Więcej

    Zabrakło karetek. Dwie osoby nie żyją

    Pandemia koronawirusa przybiera na sile. W województwie małopolskim hospitalizowanych jest już ponad 2,5 tys. pacjentów, zaczyna brakować respiratorów i personelu do opieki nad chorymi. Z uwagi na długi czas oczekiwania karetek pogotowia przed placówkami medycznymi, wydłuża się również czas dojazdu do kolejnych chorych. W tym tygodniu aż dwie osoby zmarły, bo nie było już wolnych karetek.

    Do tragedii doszło w Tarnowie i Oświęcimiu. Karetki pogotowia po kila godzin oczekiwały przed szpitalami, aby przekazać pacjentów na oddział. W tym czasie odebrano kolejne zgłoszenia, ale dyspozytor pogotowia nie mógł wysłać pomocy, gdyż nie dysponował wolnymi karetkami.

    W Tarnowie 76-letni pacjent zasłabł w nocy i wzywał pogotowie. Niestety, nie było wolnego zespołu, który mógłby pojechać do chorego. Na miejsce wysłano zastęp straży pożarnej. Przez kilkadziesiąt minut strażacy reanimowali mężczyznę, ale 76-latek zmarł.

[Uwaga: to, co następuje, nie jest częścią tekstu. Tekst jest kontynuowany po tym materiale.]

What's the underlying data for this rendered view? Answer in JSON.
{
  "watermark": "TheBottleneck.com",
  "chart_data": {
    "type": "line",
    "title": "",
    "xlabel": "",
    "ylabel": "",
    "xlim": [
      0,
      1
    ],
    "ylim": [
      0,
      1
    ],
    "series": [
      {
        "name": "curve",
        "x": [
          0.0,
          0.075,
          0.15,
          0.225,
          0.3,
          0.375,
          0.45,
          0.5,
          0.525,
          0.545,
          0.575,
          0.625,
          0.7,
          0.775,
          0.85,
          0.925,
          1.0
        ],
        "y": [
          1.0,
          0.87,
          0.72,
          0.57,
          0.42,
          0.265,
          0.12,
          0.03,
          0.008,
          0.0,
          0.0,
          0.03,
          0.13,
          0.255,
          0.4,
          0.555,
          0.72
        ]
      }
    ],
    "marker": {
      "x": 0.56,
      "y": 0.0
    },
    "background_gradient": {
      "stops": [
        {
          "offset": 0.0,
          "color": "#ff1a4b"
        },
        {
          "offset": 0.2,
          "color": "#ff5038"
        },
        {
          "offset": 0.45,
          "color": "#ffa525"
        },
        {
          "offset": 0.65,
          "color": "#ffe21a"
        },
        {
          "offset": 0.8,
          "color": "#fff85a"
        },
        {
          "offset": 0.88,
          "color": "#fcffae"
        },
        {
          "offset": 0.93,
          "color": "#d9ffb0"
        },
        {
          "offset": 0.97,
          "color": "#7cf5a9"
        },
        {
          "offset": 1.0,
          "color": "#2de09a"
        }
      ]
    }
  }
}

    – Niestety, zdarzają się sytuacje, że pacjent czeka w karetce pogotowia przez kilkanaście godzin, co jest niesamowicie ciężkie i dla niego i dla zespołu ratownictwa medycznego. Tak też było w tym przypadku, wszystkie zespoły ratownictwa medycznego były w tym momencie przy realizacji innych zleceń, najbliższa karetka dotarła na miejsce po 40 minutach, niestety za późno – mówi Krzysztof Krzemień, ratownik z tarnowskiego pogotowia.

    Do tragedii doszło również w Oświęcimiu. 65-letnia kobieta zasłabła na ulicy. Przechodnie wezwali pomoc , ale nie było wolnych karetek. Na miejscu pojawili się strażacy, którzy reanimowali kobietę do czasu dotarcia zespołu Lotniczego Pogotowia Ratunkowego. Niestety, 65-latka zmarła.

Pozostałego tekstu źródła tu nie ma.